- Born: Erik Nils Engström 14 June 1963 (age 63)
- Education: Stockholm School of Economics Royal Institute of Technology Harvard University
- Occupation: Businessman
- Years active: 1984–present
- Title: CEO, RELX
- Term: 2009–present
- Successor: Incumbent
- Spouse: Elizabeth Hobson "Libby" Pierpont

= Erik Engström =

Swedish businessman

Erik Nils Engström (born 14 June 1963) is a Swedish businessman and the chief executive officer (CEO) of RELX, a multinational information and analytics company that operates in four market segments: scientific, technical and medical; risk and business information; legal; and exhibitions.

==Early life==
Erik Engström is the son of Alice Engström and Dr Kjell Engström of Täby, Sweden, who was managing director of the Swedish Museum of Natural History, Stockholm. He has a BSc from the Stockholm School of Economics, an MSc from the Royal Institute of Technology in Stockholm, and an MBA from Harvard Business School, Harvard University, where he was a Fulbright scholar.

==Career==

Engström started his career as a consultant with McKinsey & Company. He was president and chief executive officer of Bantam Doubleday Dell, North America, before its merger with Random House, and was then president and chief operating officer of Random House Inc.. He was a partner at General Atlantic.

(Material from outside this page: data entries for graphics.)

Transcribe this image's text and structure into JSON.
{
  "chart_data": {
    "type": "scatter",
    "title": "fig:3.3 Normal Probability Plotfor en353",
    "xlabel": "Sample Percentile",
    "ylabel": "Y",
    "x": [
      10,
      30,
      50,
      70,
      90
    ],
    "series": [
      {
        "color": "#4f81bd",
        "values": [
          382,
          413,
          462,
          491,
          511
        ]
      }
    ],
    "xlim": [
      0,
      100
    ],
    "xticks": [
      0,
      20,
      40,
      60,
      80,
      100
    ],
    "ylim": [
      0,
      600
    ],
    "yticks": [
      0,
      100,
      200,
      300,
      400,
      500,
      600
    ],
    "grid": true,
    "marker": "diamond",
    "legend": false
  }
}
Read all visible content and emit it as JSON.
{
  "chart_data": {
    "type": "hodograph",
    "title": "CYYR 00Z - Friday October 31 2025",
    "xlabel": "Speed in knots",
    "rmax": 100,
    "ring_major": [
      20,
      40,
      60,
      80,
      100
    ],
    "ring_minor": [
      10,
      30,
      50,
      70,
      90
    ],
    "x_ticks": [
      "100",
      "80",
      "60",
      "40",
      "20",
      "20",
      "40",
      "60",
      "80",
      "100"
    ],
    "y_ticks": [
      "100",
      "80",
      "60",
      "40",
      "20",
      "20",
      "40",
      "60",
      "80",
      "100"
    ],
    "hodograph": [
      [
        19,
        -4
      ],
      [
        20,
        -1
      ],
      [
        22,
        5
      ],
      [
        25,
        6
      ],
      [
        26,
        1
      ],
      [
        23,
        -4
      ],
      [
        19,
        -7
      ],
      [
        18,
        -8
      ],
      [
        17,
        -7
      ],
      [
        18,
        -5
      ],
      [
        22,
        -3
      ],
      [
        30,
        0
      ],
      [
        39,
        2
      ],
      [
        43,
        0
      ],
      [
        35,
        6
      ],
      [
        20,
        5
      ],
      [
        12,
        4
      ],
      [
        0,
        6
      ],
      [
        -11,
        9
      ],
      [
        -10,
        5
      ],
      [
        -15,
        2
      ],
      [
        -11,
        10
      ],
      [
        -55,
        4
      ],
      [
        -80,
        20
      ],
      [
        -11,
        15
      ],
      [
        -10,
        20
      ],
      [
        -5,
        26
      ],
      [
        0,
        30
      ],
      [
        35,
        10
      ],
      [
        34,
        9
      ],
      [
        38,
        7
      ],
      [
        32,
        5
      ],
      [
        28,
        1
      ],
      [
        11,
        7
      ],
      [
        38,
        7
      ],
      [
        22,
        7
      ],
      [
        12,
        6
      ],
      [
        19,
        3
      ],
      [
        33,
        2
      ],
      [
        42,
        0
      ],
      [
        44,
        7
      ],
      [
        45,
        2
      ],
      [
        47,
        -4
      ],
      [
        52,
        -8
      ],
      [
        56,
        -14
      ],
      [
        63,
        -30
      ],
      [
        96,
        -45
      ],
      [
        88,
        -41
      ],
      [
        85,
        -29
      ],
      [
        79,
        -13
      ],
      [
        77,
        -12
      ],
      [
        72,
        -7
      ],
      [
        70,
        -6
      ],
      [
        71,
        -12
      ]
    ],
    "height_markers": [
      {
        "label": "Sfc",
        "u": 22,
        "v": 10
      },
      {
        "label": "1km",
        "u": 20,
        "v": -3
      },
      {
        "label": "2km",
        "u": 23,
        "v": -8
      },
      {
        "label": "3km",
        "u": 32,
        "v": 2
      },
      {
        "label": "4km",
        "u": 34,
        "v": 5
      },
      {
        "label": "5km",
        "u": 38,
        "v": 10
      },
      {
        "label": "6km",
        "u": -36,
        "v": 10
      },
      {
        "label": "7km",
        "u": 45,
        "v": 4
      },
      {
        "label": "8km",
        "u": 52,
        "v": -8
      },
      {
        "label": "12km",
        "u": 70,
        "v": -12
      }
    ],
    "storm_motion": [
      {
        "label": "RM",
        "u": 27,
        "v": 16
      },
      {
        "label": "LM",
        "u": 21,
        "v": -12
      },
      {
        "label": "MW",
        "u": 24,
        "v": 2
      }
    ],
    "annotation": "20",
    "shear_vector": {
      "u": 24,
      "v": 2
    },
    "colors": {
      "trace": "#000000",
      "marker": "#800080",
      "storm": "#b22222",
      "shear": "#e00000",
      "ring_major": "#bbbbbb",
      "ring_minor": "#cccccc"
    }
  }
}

Engström was appointed chief executive of Elsevier in 2004, and was appointed chief executive of RELX (formerly Reed Elsevier), under the chairmanship of Anthony Habgood, in 2009. Two weeks after becoming CEO, Engstrom said a strategic review was not necessary. RELX number one strategic priority has been "the organic development of increasingly sophisticated information-based analytics and decision tools that deliver enhanced value to our customers, supplemented by selective acquisitions of targeted data, analytics and exhibition assets. that support our organic growth strategies." Under Engström RELX has achieved strong business and share price performance, resulting in good compensation for Engström.

==Personal life==
In 1997, Engström married Elizabeth Hobson "Libby" Pierpont, the daughter of Elizabeth Wentworth Pierpont and Carleton Langley Pierpont, a property developer, of Darien, Connecticut at St. James' Church in New York.